A Post reporter rented a bike on the Hudson River Greenway at 42nd Street and plotted a course to Hunter College -- and quickly discovered the hard way that Google has a lot to learn about the streets of New York.

After a traffic-snarled ride up Eighth Avenue, our intrepid cyclist was sent on a semi-circle around Columbus Circle, and soon found himself holding up a line of 15 angry motorists -- many leaning on their horns -- on the narrow and frightening 65th Street Transverse, which does not have a bike lane.

Google overlooked the far safer Park Drive that loops through the park.
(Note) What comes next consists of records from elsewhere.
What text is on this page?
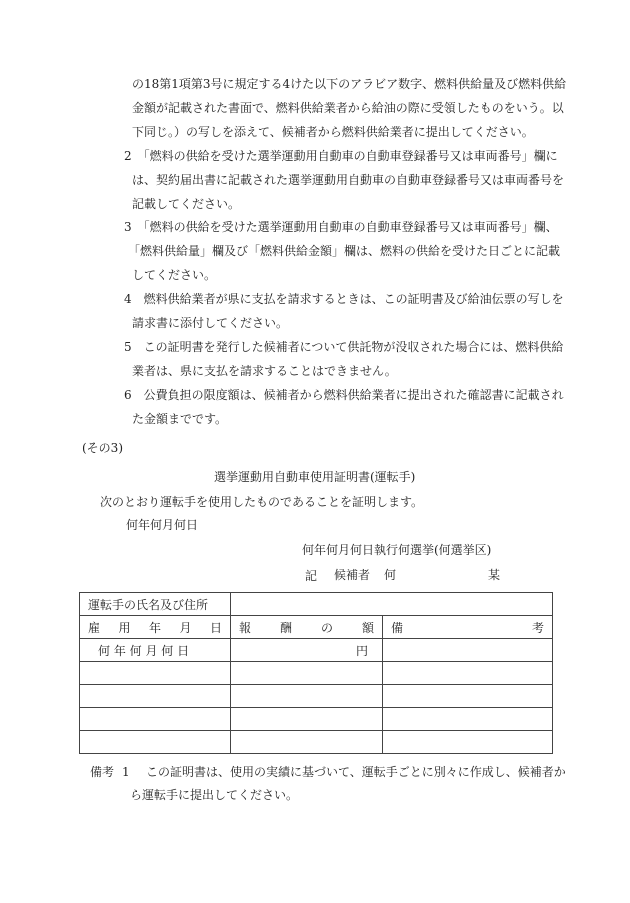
の18第1項第3号に規定する4けた以下のアラビア数字、燃料供給量及び燃料供給
金額が記載された書面で、燃料供給業者から給油の際に受領したものをいう。以
下同じ。）の写しを添えて、候補者から燃料供給業者に提出してください。
2　「燃料の供給を受けた選挙運動用自動車の自動車登録番号又は車両番号」欄に
は、契約届出書に記載された選挙運動用自動車の自動車登録番号又は車両番号を
記載してください。
3　「燃料の供給を受けた選挙運動用自動車の自動車登録番号又は車両番号」欄、
「燃料供給量」欄及び「燃料供給金額」欄は、燃料の供給を受けた日ごとに記載
してください。
4　燃料供給業者が県に支払を請求するときは、この証明書及び給油伝票の写しを
請求書に添付してください。
5　この証明書を発行した候補者について供託物が没収された場合には、燃料供給
業者は、県に支払を請求することはできません。
6　公費負担の限度額は、候補者から燃料供給業者に提出された確認書に記載され
た金額までです。
(その3)
選挙運動用自動車使用証明書(運転手)
次のとおり運転手を使用したものであることを証明します。
何年何月何日
何年何月何日執行何選挙(何選挙区)
候補者 何	某
記
運転手の氏名及び住所		

雇 用 年 月 日	報 酬 の 額	備 考

何 年 何 月 何 日	円	

備考 1 この証明書は、使用の実績に基づいて、運転手ごとに別々に作成し、候補者か
ら運転手に提出してください。
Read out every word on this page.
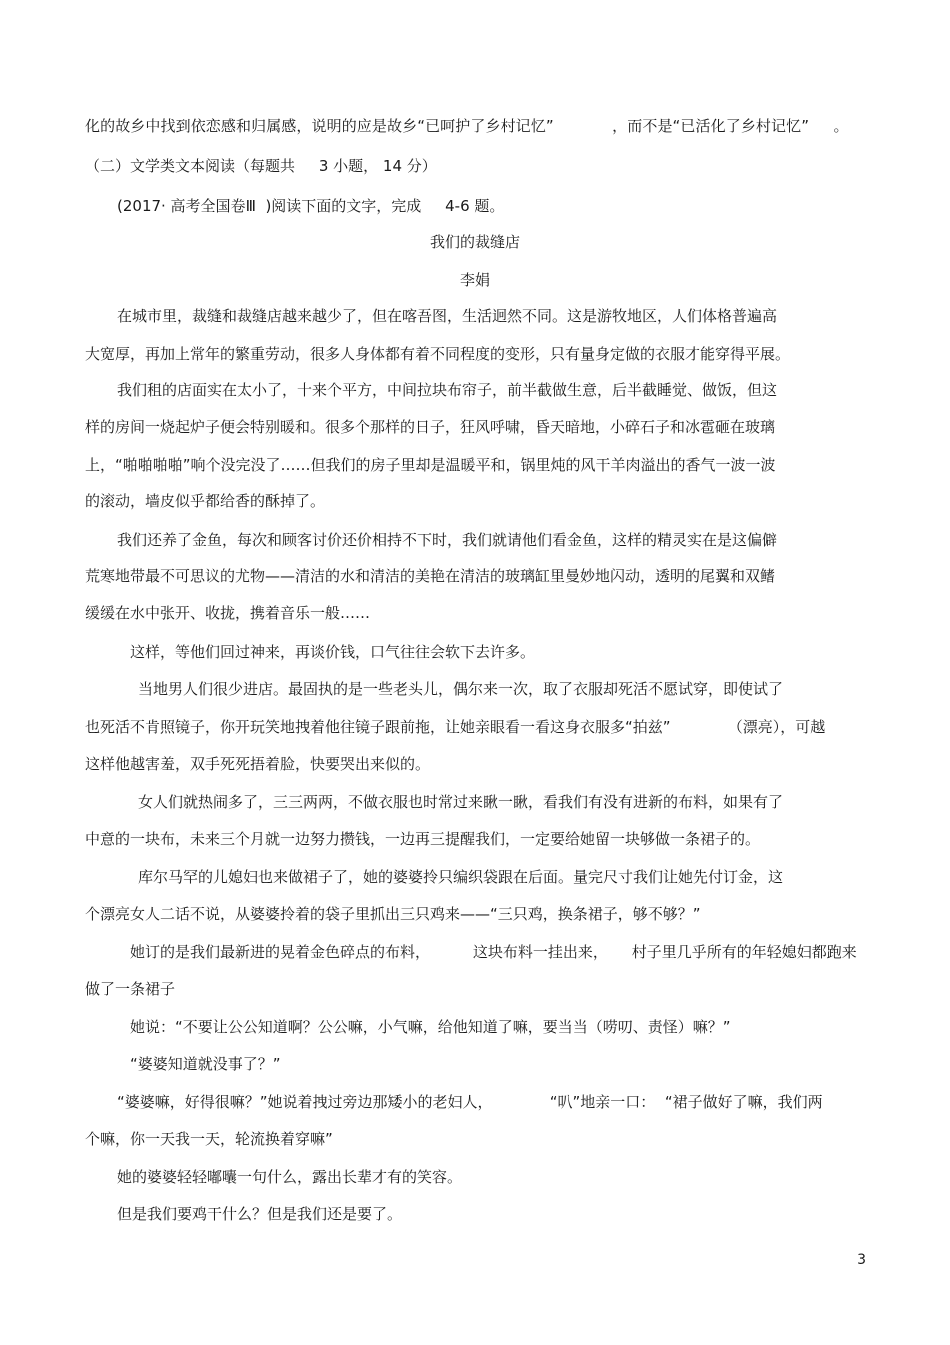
化的故乡中找到依恋感和归属感，说明的应是故乡“已呵护了乡村记忆”            ，而不是“已活化了乡村记忆”     。

（二）文学类文本阅读（每题共     3 小题， 14 分）

(2017· 高考全国卷Ⅲ  )阅读下面的文字，完成     4-6 题。

我们的裁缝店

李娟

在城市里，裁缝和裁缝店越来越少了，但在喀吾图，生活迥然不同。这是游牧地区，人们体格普遍高

大宽厚，再加上常年的繁重劳动，很多人身体都有着不同程度的变形，只有量身定做的衣服才能穿得平展。

我们租的店面实在太小了，十来个平方，中间拉块布帘子，前半截做生意，后半截睡觉、做饭，但这

样的房间一烧起炉子便会特别暖和。很多个那样的日子，狂风呼啸，昏天暗地，小碎石子和冰雹砸在玻璃

上，“啪啪啪啪”响个没完没了……但我们的房子里却是温暖平和，锅里炖的风干羊肉溢出的香气一波一波

的滚动，墙皮似乎都给香的酥掉了。

我们还养了金鱼，每次和顾客讨价还价相持不下时，我们就请他们看金鱼，这样的精灵实在是这偏僻

荒寒地带最不可思议的尤物——清洁的水和清洁的美艳在清洁的玻璃缸里曼妙地闪动，透明的尾翼和双鳍

缓缓在水中张开、收拢，携着音乐一般……

这样，等他们回过神来，再谈价钱，口气往往会软下去许多。

当地男人们很少进店。最固执的是一些老头儿，偶尔来一次，取了衣服却死活不愿试穿，即使试了

也死活不肯照镜子，你开玩笑地拽着他往镜子跟前拖，让她亲眼看一看这身衣服多“拍兹”            （漂亮），可越

这样他越害羞，双手死死捂着脸，快要哭出来似的。

女人们就热闹多了，三三两两，不做衣服也时常过来瞅一瞅，看我们有没有进新的布料，如果有了

中意的一块布，未来三个月就一边努力攒钱，一边再三提醒我们，一定要给她留一块够做一条裙子的。

库尔马罕的儿媳妇也来做裙子了，她的婆婆拎只编织袋跟在后面。量完尺寸我们让她先付订金，这

个漂亮女人二话不说，从婆婆拎着的袋子里抓出三只鸡来——“三只鸡，换条裙子，够不够？”

她订的是我们最新进的晃着金色碎点的布料，         这块布料一挂出来，     村子里几乎所有的年轻媳妇都跑来

做了一条裙子

她说：“不要让公公知道啊？公公嘛，小气嘛，给他知道了嘛，要当当（唠叨、责怪）嘛？”

“婆婆知道就没事了？”

“婆婆嘛，好得很嘛？”她说着拽过旁边那矮小的老妇人，            “叭”地亲一口：  “裙子做好了嘛，我们两

个嘛，你一天我一天，轮流换着穿嘛”

她的婆婆轻轻嘟囔一句什么，露出长辈才有的笑容。

但是我们要鸡干什么？但是我们还是要了。

3
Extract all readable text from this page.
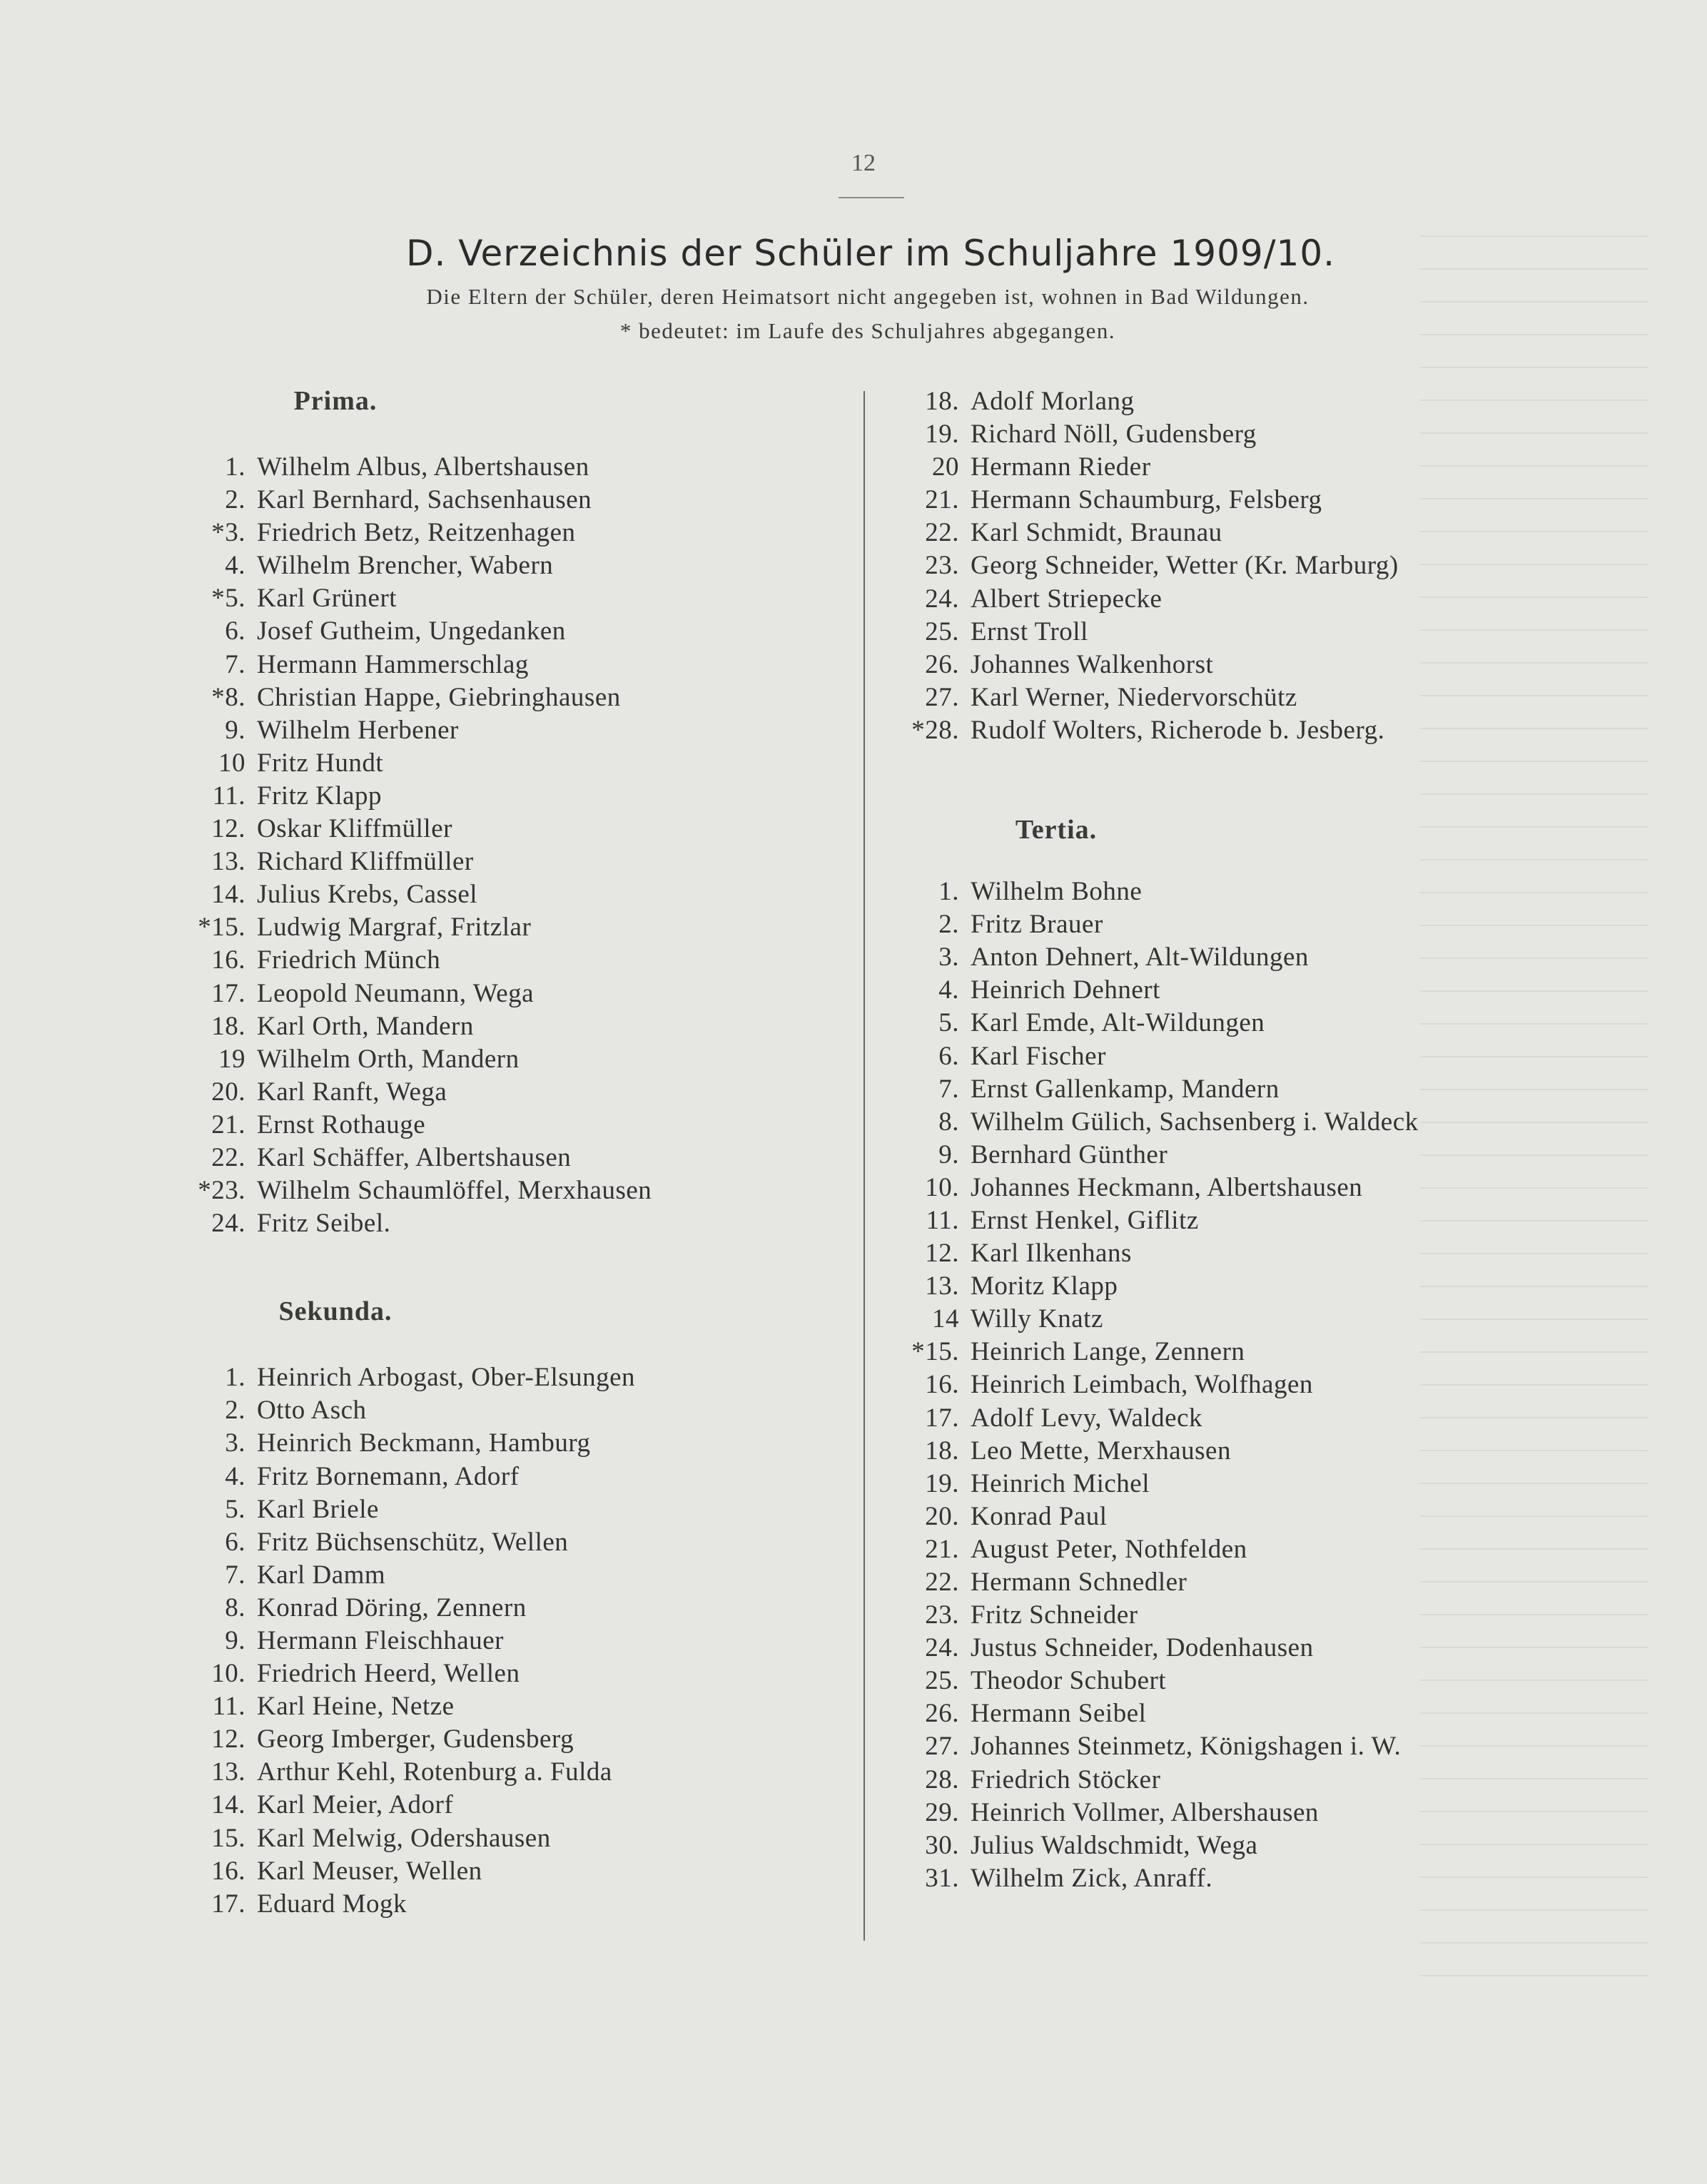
12
D. Verzeichnis der Schüler im Schuljahre 1909/10.
Die Eltern der Schüler, deren Heimatsort nicht angegeben ist, wohnen in Bad Wildungen.
* bedeutet: im Laufe des Schuljahres abgegangen.
Prima.
1. Wilhelm Albus, Albertshausen
2. Karl Bernhard, Sachsenhausen
*3. Friedrich Betz, Reitzenhagen
4. Wilhelm Brencher, Wabern
*5. Karl Grünert
6. Josef Gutheim, Ungedanken
7. Hermann Hammerschlag
*8. Christian Happe, Giebringhausen
9. Wilhelm Herbener
10 Fritz Hundt
11. Fritz Klapp
12. Oskar Kliffmüller
13. Richard Kliffmüller
14. Julius Krebs, Cassel
*15. Ludwig Margraf, Fritzlar
16. Friedrich Münch
17. Leopold Neumann, Wega
18. Karl Orth, Mandern
19 Wilhelm Orth, Mandern
20. Karl Ranft, Wega
21. Ernst Rothauge
22. Karl Schäffer, Albertshausen
*23. Wilhelm Schaumlöffel, Merxhausen
24. Fritz Seibel.
Sekunda.
1. Heinrich Arbogast, Ober-Elsungen
2. Otto Asch
3. Heinrich Beckmann, Hamburg
4. Fritz Bornemann, Adorf
5. Karl Briele
6. Fritz Büchsenschütz, Wellen
7. Karl Damm
8. Konrad Döring, Zennern
9. Hermann Fleischhauer
10. Friedrich Heerd, Wellen
11. Karl Heine, Netze
12. Georg Imberger, Gudensberg
13. Arthur Kehl, Rotenburg a. Fulda
14. Karl Meier, Adorf
15. Karl Melwig, Odershausen
16. Karl Meuser, Wellen
17. Eduard Mogk
18. Adolf Morlang
19. Richard Nöll, Gudensberg
20 Hermann Rieder
21. Hermann Schaumburg, Felsberg
22. Karl Schmidt, Braunau
23. Georg Schneider, Wetter (Kr. Marburg)
24. Albert Striepecke
25. Ernst Troll
26. Johannes Walkenhorst
27. Karl Werner, Niedervorschütz
*28. Rudolf Wolters, Richerode b. Jesberg.
Tertia.
1. Wilhelm Bohne
2. Fritz Brauer
3. Anton Dehnert, Alt-Wildungen
4. Heinrich Dehnert
5. Karl Emde, Alt-Wildungen
6. Karl Fischer
7. Ernst Gallenkamp, Mandern
8. Wilhelm Gülich, Sachsenberg i. Waldeck
9. Bernhard Günther
10. Johannes Heckmann, Albertshausen
11. Ernst Henkel, Giflitz
12. Karl Ilkenhans
13. Moritz Klapp
14 Willy Knatz
*15. Heinrich Lange, Zennern
16. Heinrich Leimbach, Wolfhagen
17. Adolf Levy, Waldeck
18. Leo Mette, Merxhausen
19. Heinrich Michel
20. Konrad Paul
21. August Peter, Nothfelden
22. Hermann Schnedler
23. Fritz Schneider
24. Justus Schneider, Dodenhausen
25. Theodor Schubert
26. Hermann Seibel
27. Johannes Steinmetz, Königshagen i. W.
28. Friedrich Stöcker
29. Heinrich Vollmer, Albershausen
30. Julius Waldschmidt, Wega
31. Wilhelm Zick, Anraff.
In Brooklyn, Google steers cyclists into the path of anti-bike Hasidic Jews by designating Bedford Avenue between Division and Flushing avenues in Williamsburg as a legitimate bike route. The city sandblasted away that street's bike lane last year after protests.

Google mappers owned up to the woes. "The team does know about some of the problems in New York," said spokeswoman Elaine Filadelfo.

There were more problems with the parks.

Inside Central Park, Google shows The Mall and some footpaths south of 72nd Street as bike paths -- although park rules make them definitely off-limits.

"The parks are one of the things we need to work on," Filadelfo admitted. "We don't have great data for them."

Among the other problems: Google directs New Jersey-bound cyclists over the north path of the George Washington Bridge, even though the bridge's official bike path is on the south side.

From Midtown to Yankee Stadium, Google Maps sends cyclists up Central Park West and then on a hazardous 30-block stretch of Frederick Douglass Boulevard to the Macombs Dam Bridge.

A safer pick would have been up St. Nicholas Avenue and eventually over the Madison Avenue Bridge.

Bike advocates like Google's effort, and say it will help recreational cyclists find safe paths.

"The fact that Google is taking it on brings it to millions of mobile devices and computers," said Wiley Norvell of Transportation Alternatives. "We're enthusiastic."